What do you hope your children learn from seeing you run your business? Children only know what they’re taught and what they experience. I want them to see the world differently and interact with things differently. For example, we went out to dinner the other night, and I brought a Tupperware to take our leftovers home instead of a plastic container from the restaurant. Also, if they use a plastic fork, I want them to see that it’s not really disposable and they should take it home, wash it and use it again and again. I want this thinking to be second nature to them and jarring for them when things aren’t done this way.
What are the best and most challenging things about being an NJMOMpreneur? Having my own business gives me more flexibility in my schedule, even though I work twice as hard. It’s nice to have the flexibility to close a certain day, attend a specific event, or take a trip. Of course, the most challenging thing about it is that no matter what your plans are, sometimes the business has to grab your attention, and no matter what you’d planned, you need to be there, the same way a child with an emergency needs you.
How do you unwind after a particularly stressful day? The best place for me to unwind is at home, snuggled on the couch with my husband. We’ll have a glass of wine or build a fire to relax. Family is everything to me, so being with my husband and the kids is the best reset.
What is Dry Goods Refillery’s best-seller, and what’s your favorite? We sell a lot of olive oil, coffee beans, and laundry detergent, which are very easy to refill. As far as having a personal favorite, the truth is that if I don’t love it, I don’t sell it. But if I have to pick one thing, it’s this incredible nut-free granola from Hungry Bird. My kid has a peanut allergy, and this is so delicious and gives me such peace of mind.
What are some of your favorite NJ businesses? I’m very into female empowerment and sustainability, and with that being said, I love Sustainable Haus Mercantile, a zero waste, refill, and home goods shop. The owner, Jeanette, is the OG of sustainability. Another that I can’t live without is Java’s Compost, a business that makes it simple for customers to compost in a way that best fits their particular needs and lifestyle. I use them personally and commercially at the store, and they take every scrap and compostable wrapper.
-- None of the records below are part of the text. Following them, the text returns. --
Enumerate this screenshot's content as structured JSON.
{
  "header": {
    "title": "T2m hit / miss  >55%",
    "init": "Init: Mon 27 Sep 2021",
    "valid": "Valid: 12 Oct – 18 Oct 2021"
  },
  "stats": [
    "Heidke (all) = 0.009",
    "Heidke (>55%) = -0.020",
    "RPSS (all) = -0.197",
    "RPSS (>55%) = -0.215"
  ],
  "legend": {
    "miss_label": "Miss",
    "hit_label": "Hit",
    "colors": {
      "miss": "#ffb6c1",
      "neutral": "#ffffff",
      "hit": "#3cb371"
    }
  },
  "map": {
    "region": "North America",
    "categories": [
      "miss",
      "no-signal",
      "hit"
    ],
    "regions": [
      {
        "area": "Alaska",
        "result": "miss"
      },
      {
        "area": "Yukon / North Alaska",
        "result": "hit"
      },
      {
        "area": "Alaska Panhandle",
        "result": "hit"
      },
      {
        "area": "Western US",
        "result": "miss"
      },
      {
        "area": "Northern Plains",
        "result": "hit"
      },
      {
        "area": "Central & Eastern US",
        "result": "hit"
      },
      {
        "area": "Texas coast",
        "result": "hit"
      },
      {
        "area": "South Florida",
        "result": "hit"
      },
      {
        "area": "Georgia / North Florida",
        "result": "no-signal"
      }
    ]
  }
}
Another business I’m crazy about is DIP, which has salon-quality, great shampoo, and conditioner bars, so it is plastic-free hair care.
Please share some places in NJ that you and your family enjoy. Every year we spend a few nights in Cape May and love the “simpler” existence we find there. We bike and get ice cream, and spend time at the beach. Hiking is also very high on our list, and we’ll usually head to the Watchung Reservation or Jockey Hollow trails in Morristown.
What’s your best piece of advice for an NJMOMpreneur just starting? Having a business is like being a parent—you can’t just clock in and go home. Going into it, know that you’ll have days where you feel like you’re on top of it all and days where you feel like you’re failing, but if you have a passion and love for what you’re doing it’s totally worth it!